Old CD’s: Games, Encyclopedia, Apps.

Reviews About Old Software on CD-ROM from the 1990’s

Philip Marlowe: Private Eye March 12, 2009

Adventure & Mystery

Philip Marlowe: Private Eye

Philip Marlowe: Private Eye (Simon & Schuster Interactive/Byron Preiss Multimedia) takes one of Raymond Chandler’s later novels, The Little Sister, and adapts it to CD-ROM. You are given the choice of playing the original plot or the “alternative plot,” which is so close to the original that you’ll need to be halfway through the game before you start noticing major differences. The setting is 1946 Hollywood; some of the major characters are starlets and fast-talking agents, the perfect ingredients for Chandler’s fixation with glamour and its always-present flip side, seedy crime.
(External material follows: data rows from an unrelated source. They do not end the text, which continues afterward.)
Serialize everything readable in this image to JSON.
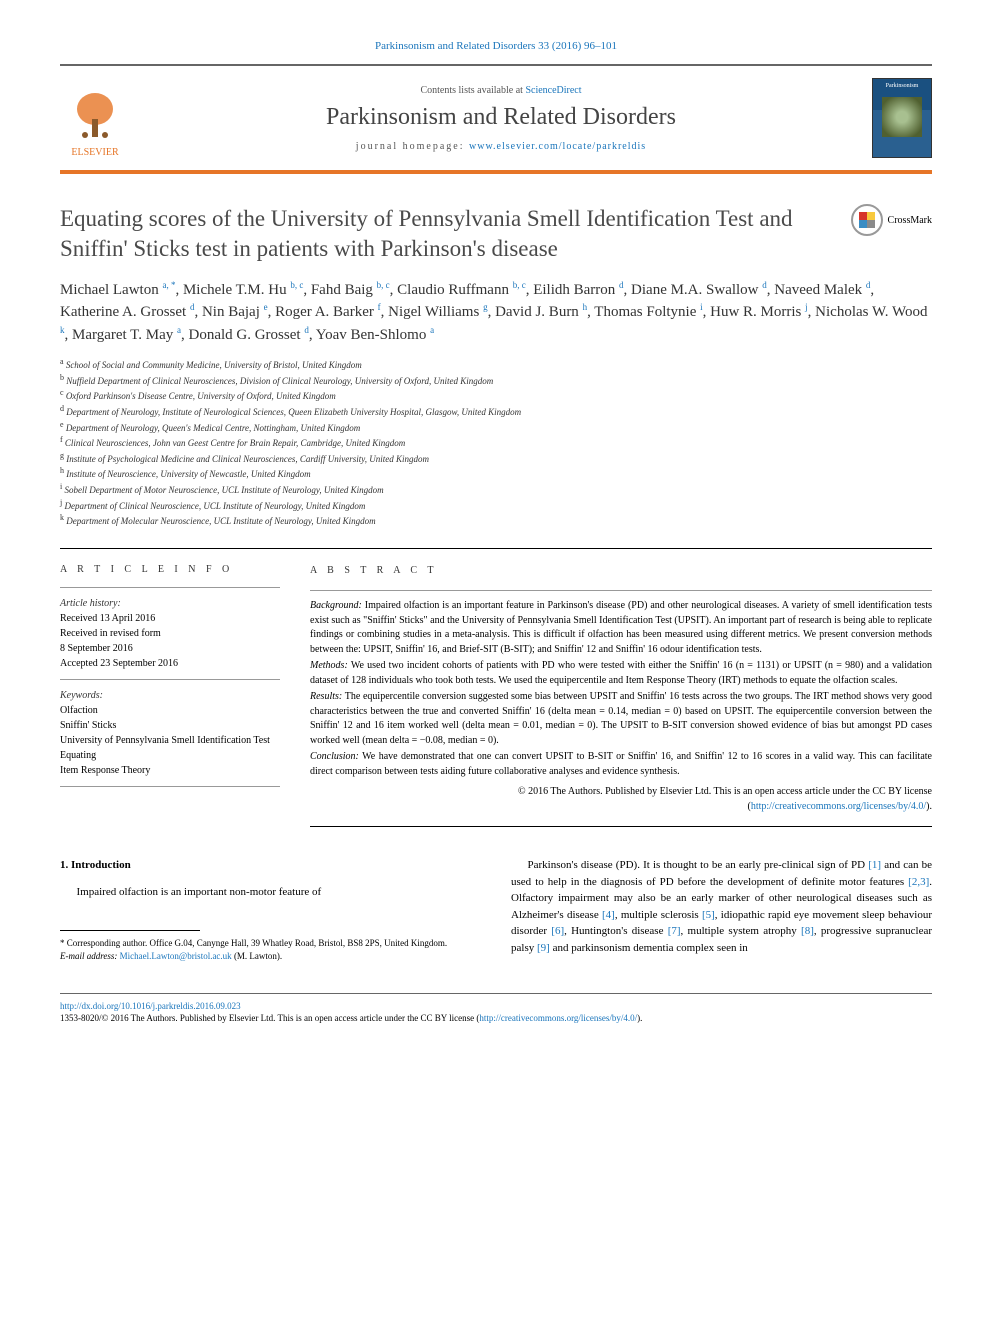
{
  "journal_ref": "Parkinsonism and Related Disorders 33 (2016) 96–101",
  "header": {
    "contents_prefix": "Contents lists available at ",
    "contents_link": "ScienceDirect",
    "journal_title": "Parkinsonism and Related Disorders",
    "homepage_prefix": "journal homepage: ",
    "homepage_url": "www.elsevier.com/locate/parkreldis",
    "elsevier_label": "ELSEVIER",
    "cover_label": "Parkinsonism"
  },
  "crossmark_label": "CrossMark",
  "title": "Equating scores of the University of Pennsylvania Smell Identification Test and Sniffin' Sticks test in patients with Parkinson's disease",
  "authors_html": "Michael Lawton <sup>a, *</sup>, Michele T.M. Hu <sup>b, c</sup>, Fahd Baig <sup>b, c</sup>, Claudio Ruffmann <sup>b, c</sup>, Eilidh Barron <sup>d</sup>, Diane M.A. Swallow <sup>d</sup>, Naveed Malek <sup>d</sup>, Katherine A. Grosset <sup>d</sup>, Nin Bajaj <sup>e</sup>, Roger A. Barker <sup>f</sup>, Nigel Williams <sup>g</sup>, David J. Burn <sup>h</sup>, Thomas Foltynie <sup>i</sup>, Huw R. Morris <sup>j</sup>, Nicholas W. Wood <sup>k</sup>, Margaret T. May <sup>a</sup>, Donald G. Grosset <sup>d</sup>, Yoav Ben-Shlomo <sup>a</sup>",
  "affiliations": [
    {
      "key": "a",
      "text": "School of Social and Community Medicine, University of Bristol, United Kingdom"
    },
    {
      "key": "b",
      "text": "Nuffield Department of Clinical Neurosciences, Division of Clinical Neurology, University of Oxford, United Kingdom"
    },
    {
      "key": "c",
      "text": "Oxford Parkinson's Disease Centre, University of Oxford, United Kingdom"
    },
    {
      "key": "d",
      "text": "Department of Neurology, Institute of Neurological Sciences, Queen Elizabeth University Hospital, Glasgow, United Kingdom"
    },
    {
      "key": "e",
      "text": "Department of Neurology, Queen's Medical Centre, Nottingham, United Kingdom"
    },
    {
      "key": "f",
      "text": "Clinical Neurosciences, John van Geest Centre for Brain Repair, Cambridge, United Kingdom"
    },
    {
      "key": "g",
      "text": "Institute of Psychological Medicine and Clinical Neurosciences, Cardiff University, United Kingdom"
    },
    {
      "key": "h",
      "text": "Institute of Neuroscience, University of Newcastle, United Kingdom"
    },
    {
      "key": "i",
      "text": "Sobell Department of Motor Neuroscience, UCL Institute of Neurology, United Kingdom"
    },
    {
      "key": "j",
      "text": "Department of Clinical Neuroscience, UCL Institute of Neurology, United Kingdom"
    },
    {
      "key": "k",
      "text": "Department of Molecular Neuroscience, UCL Institute of Neurology, United Kingdom"
    }
  ],
  "article_info": {
    "heading": "A R T I C L E   I N F O",
    "history_label": "Article history:",
    "history": [
      "Received 13 April 2016",
      "Received in revised form",
      "8 September 2016",
      "Accepted 23 September 2016"
    ],
    "keywords_label": "Keywords:",
    "keywords": [
      "Olfaction",
      "Sniffin' Sticks",
      "University of Pennsylvania Smell Identification Test",
      "Equating",
      "Item Response Theory"
    ]
  },
  "abstract": {
    "heading": "A B S T R A C T",
    "background_label": "Background:",
    "background": " Impaired olfaction is an important feature in Parkinson's disease (PD) and other neurological diseases. A variety of smell identification tests exist such as \"Sniffin' Sticks\" and the University of Pennsylvania Smell Identification Test (UPSIT). An important part of research is being able to replicate findings or combining studies in a meta-analysis. This is difficult if olfaction has been measured using different metrics. We present conversion methods between the: UPSIT, Sniffin' 16, and Brief-SIT (B-SIT); and Sniffin' 12 and Sniffin' 16 odour identification tests.",
    "methods_label": "Methods:",
    "methods": " We used two incident cohorts of patients with PD who were tested with either the Sniffin' 16 (n = 1131) or UPSIT (n = 980) and a validation dataset of 128 individuals who took both tests. We used the equipercentile and Item Response Theory (IRT) methods to equate the olfaction scales.",
    "results_label": "Results:",
    "results": " The equipercentile conversion suggested some bias between UPSIT and Sniffin' 16 tests across the two groups. The IRT method shows very good characteristics between the true and converted Sniffin' 16 (delta mean = 0.14, median = 0) based on UPSIT. The equipercentile conversion between the Sniffin' 12 and 16 item worked well (delta mean = 0.01, median = 0). The UPSIT to B-SIT conversion showed evidence of bias but amongst PD cases worked well (mean delta = −0.08, median = 0).",
    "conclusion_label": "Conclusion:",
    "conclusion": " We have demonstrated that one can convert UPSIT to B-SIT or Sniffin' 16, and Sniffin' 12 to 16 scores in a valid way. This can facilitate direct comparison between tests aiding future collaborative analyses and evidence synthesis.",
    "copyright": "© 2016 The Authors. Published by Elsevier Ltd. This is an open access article under the CC BY license",
    "license_url": "http://creativecommons.org/licenses/by/4.0/"
  },
  "body": {
    "section_heading": "1. Introduction",
    "col1_para": "Impaired olfaction is an important non-motor feature of",
    "col2_para": "Parkinson's disease (PD). It is thought to be an early pre-clinical sign of PD <span class='ref-link'>[1]</span> and can be used to help in the diagnosis of PD before the development of definite motor features <span class='ref-link'>[2,3]</span>. Olfactory impairment may also be an early marker of other neurological diseases such as Alzheimer's disease <span class='ref-link'>[4]</span>, multiple sclerosis <span class='ref-link'>[5]</span>, idiopathic rapid eye movement sleep behaviour disorder <span class='ref-link'>[6]</span>, Huntington's disease <span class='ref-link'>[7]</span>, multiple system atrophy <span class='ref-link'>[8]</span>, progressive supranuclear palsy <span class='ref-link'>[9]</span> and parkinsonism dementia complex seen in"
  },
  "footnotes": {
    "corresponding": "* Corresponding author. Office G.04, Canynge Hall, 39 Whatley Road, Bristol, BS8 2PS, United Kingdom.",
    "email_label": "E-mail address:",
    "email": "Michael.Lawton@bristol.ac.uk",
    "email_suffix": " (M. Lawton)."
  },
  "footer": {
    "doi": "http://dx.doi.org/10.1016/j.parkreldis.2016.09.023",
    "issn_line": "1353-8020/© 2016 The Authors. Published by Elsevier Ltd. This is an open access article under the CC BY license (",
    "license_url": "http://creativecommons.org/licenses/by/4.0/",
    "close": ")."
  },
  "colors": {
    "link": "#1a75bb",
    "accent": "#e67527",
    "text": "#000000",
    "heading_gray": "#4a4a4a"
  }
}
When a small-town girl named Orfamy Quest hires Marlowe to find her missing brother, he becomes involved in a case that starts with drugs and blackmail and ends, naturally, with plenty of murder. Philip Marlowe is a roaring success in terms of appearance, ambiance, and tone. The artwork is starkly atmospheric, the music is cool jazz, Marlowe is appropriately world-weary and sensitive, and shadows fall everywhere for no reason whatsoever. The disc fares less well, however, once you stop looking at it and start playing it. It’s so faithful to the book that conventional game-play aspects have often been completely ignored. You can move between day and night and day again, for example, simply by taking the scenes out of order. The disc’s dogged fidelity to its source material results in other, more serious problems. Chandler’s prose was hardboiled on the surface but tender underneath, and he managed to get away with tough/sensitive melodrama that shouldn’t have worked: a woman trading insults with Marlowe can suddenly fall into his arms and there is nothing comical about it. Philip Marlowe: Private Eye tries for the same effect, but here, it’s just funny. The surface details are right, but witty one-liners (“she was as hard to get as a haircut,” straight from the book) are as close as this disc comes to capturing Chandler’s true spirit. An original mystery scripted for CD-ROM would have been a better choice, because then the disc would work as a game, and not only as an elegant, heartfelt, but none-too-playable homage.